Datenbrillen und sprechende Schuhe

Technikshow SXSW zeigt Gadgets für Nerds

20.03.2013
Von 
Martin Bayer ist Chefredakteur von COMPUTERWOCHE, CIO und CSO. Spezialgebiet Business-Software: Business Intelligence, Big Data, CRM, ECM und ERP.
Datenbrillen, sprechende Schuhe und 3D-Drucker - auf dem Technikfestival "South by Southwest" (SXSW) präsentierten die Entwickler ihr neuestes Science-Fiction-Spielzeug, das aber in Kürze schon zu unserem Alltag gehören könnte.

Vom 8. bis zum 17. März war das texanische Austin das Mekka der Gadget-Liebhaber. Hersteller und Entwickler zeigten auf der Technik-Show SXSW ihre neuesten Ideen. Teilweise sind die Entwicklungen schon weit fortgeschritten. Fast marktreif präsentierte sich Googles Datenbrille, über die schon seit Monaten spekuliert wird. Gegenwärtig lässt der Suchmaschinenspezialist "Google Glass" von Anwendern testen. Und das ist nicht billig: Immerhin 1500 Dollar müssen die technikbegeisterten Nerds, die sich für den Test im Rahmen einer Lotterie sogar bewerben müssen, für den Prototypen auf ihrer Nase auf den Tisch legen.

Rolling Teleconferencing

In Austin haben die Google-Verantwortlichen der Entwicklergemeinde nun Details zu Designspezifikationen, ein Application Programming Interface (API) sowie erste Apps für die Hightech-Brille präsentiert. Zum Beispiel kann sich der Träger über eine App der "New York Times" News und Schlagzeilen einblenden lassen. Außerdem soll es möglich sein, sich die Nachricht vorlesen zu lassen. Gleiches gilt auch für die Gmail-App, über die Anwender Mails auf der Datenbrille empfangen können.

Neben Glass hat Google in Texas sprechende Turnschuhe gezeigt. Diese registrieren über verschiedene Sensoren, was der Träger macht beziehungsweise nicht macht. Je nach Ergebnis fällt die Reaktion der Schuhe aus, die diese via Bluetooth-Verbindung zu einem Handy oder Smartphone auch sprachlich kundtun können.

Suitable Technologies führte mit "Beam" seine mobile Videoconferencing-Lösung vor. Beam besteht aus einer Kombination aus fahrendem Roboter, der bis zu vier Kilometer pro Stunde schaffen soll, einem Computer mit Internet-Verbindung und Display.

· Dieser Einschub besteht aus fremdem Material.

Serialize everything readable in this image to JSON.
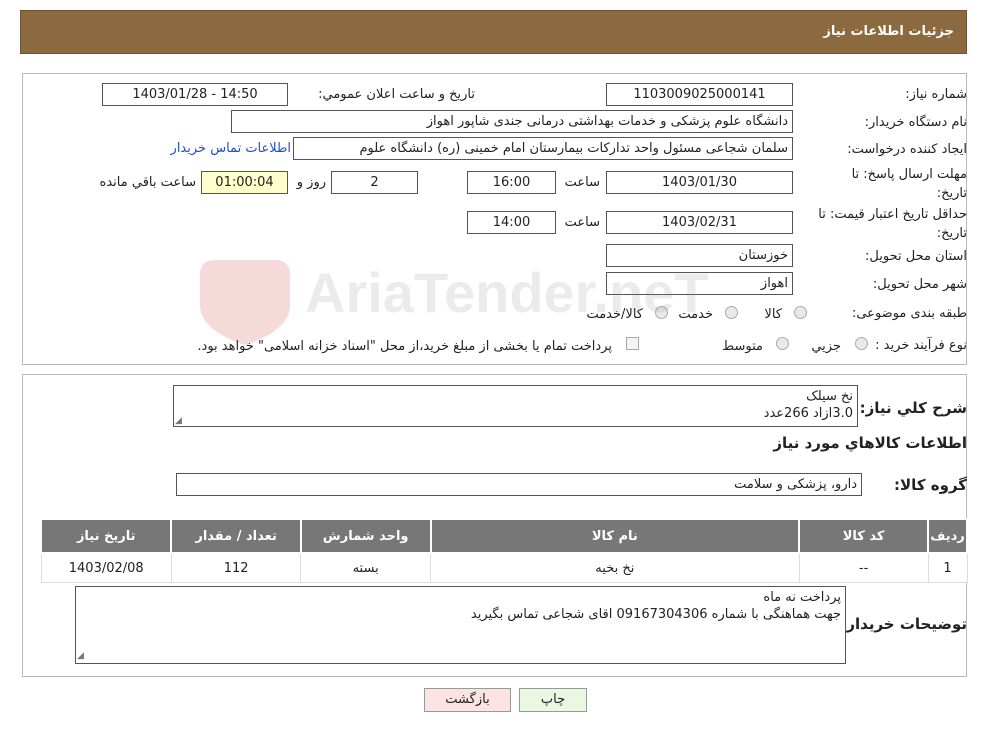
{
  "header": {
    "title": "جزئیات اطلاعات نیاز"
  },
  "form": {
    "need_number": {
      "label": "شماره نیاز:",
      "value": "1103009025000141"
    },
    "announce": {
      "label": "تاریخ و ساعت اعلان عمومي:",
      "value": "1403/01/28 - 14:50"
    },
    "buyer_org": {
      "label": "نام دستگاه خريدار:",
      "value": "دانشگاه علوم پزشکی و خدمات بهداشتی درمانی جندی شاپور اهواز"
    },
    "requester": {
      "label": "ايجاد کننده درخواست:",
      "value": "سلمان شجاعی مسئول واحد تداركات بیمارستان امام خمینی (ره) دانشگاه علوم",
      "contact_link": "اطلاعات تماس خريدار"
    },
    "deadline": {
      "label_line1": "مهلت ارسال پاسخ: تا",
      "label_line2": "تاريخ:",
      "date": "1403/01/30",
      "time_label": "ساعت",
      "time": "16:00",
      "days": "2",
      "days_label": "روز و",
      "remaining": "01:00:04",
      "remaining_label": "ساعت باقي مانده"
    },
    "validity": {
      "label_line1": "حداقل تاريخ اعتبار قيمت: تا",
      "label_line2": "تاريخ:",
      "date": "1403/02/31",
      "time_label": "ساعت",
      "time": "14:00"
    },
    "province": {
      "label": "استان محل تحويل:",
      "value": "خوزستان"
    },
    "city": {
      "label": "شهر محل تحويل:",
      "value": "اهواز"
    },
    "category": {
      "label": "طبقه بندی موضوعی:",
      "options": [
        "كالا",
        "خدمت",
        "كالا/خدمت"
      ]
    },
    "process": {
      "label": "نوع فرآيند خريد :",
      "options": [
        "جزيي",
        "متوسط"
      ],
      "note": "پرداخت تمام يا بخشی از مبلغ خريد،از محل \"اسناد خزانه اسلامی\" خواهد بود."
    }
  },
  "details": {
    "general_desc_label": "شرح كلي نياز:",
    "general_desc": "نخ سیلک\n3.0ازاد 266عدد",
    "items_title": "اطلاعات كالاهاي مورد نياز",
    "group_label": "گروه كالا:",
    "group_value": "دارو، پزشکی و سلامت",
    "table": {
      "headers": [
        "رديف",
        "كد كالا",
        "نام كالا",
        "واحد شمارش",
        "تعداد / مقدار",
        "تاريخ نياز"
      ],
      "rows": [
        [
          "1",
          "--",
          "نخ بخیه",
          "بسته",
          "112",
          "1403/02/08"
        ]
      ]
    },
    "buyer_notes_label": "توضيحات خريدار:",
    "buyer_notes": "پرداخت نه ماه\nجهت هماهنگی با شماره 09167304306 اقای شجاعی تماس بگیرید"
  },
  "buttons": {
    "print": "چاپ",
    "back": "بازگشت"
  },
  "watermark": {
    "text": "AriaTender.neT"
  },
  "colors": {
    "header_bg": "#8a6a3e",
    "table_header_bg": "#777777",
    "link": "#1a4fd6"
  }
}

Limitierender Faktor der Technik sei in der Regel nur die Reichweite der WLAN-Netze, sagte Suitable-CEO Scott Hassan.

Ein weiteres prominentes Thema in Austin war der 3D-Druck. Makerbot zeigte den Prototypen seines "Digitizer Desktop 3D", mit dem sich Gegenstände über einen 3D-Scanner und -Drucker kopieren lassen sollen. Die Firma Sunglass hat im Rahmen der Initiative "DIYRockets" 5000 Dollar ausgelobt für denjenigen, dem es gelingt, mit der eigenen 3D-Druck-Lösung einen Raketenmotor zu drucken, mit dessen Hilfe sich Minisatelliten von maximal zehn Kilogramm in den Orbit schießen lassen.

Kein Wunder, dass die 3D-Drucktechnik kontrovers diskutiert wurde. Dazu trug auch Waffennarr Cody Wilson bei: Der Gründer der Gruppe Defense Distributed stellte auf der SXSW "Defcad" vor, eine Plattform, auf der 3D-Dateien für den Bau von Schusswaffen gehandelt werden sollen.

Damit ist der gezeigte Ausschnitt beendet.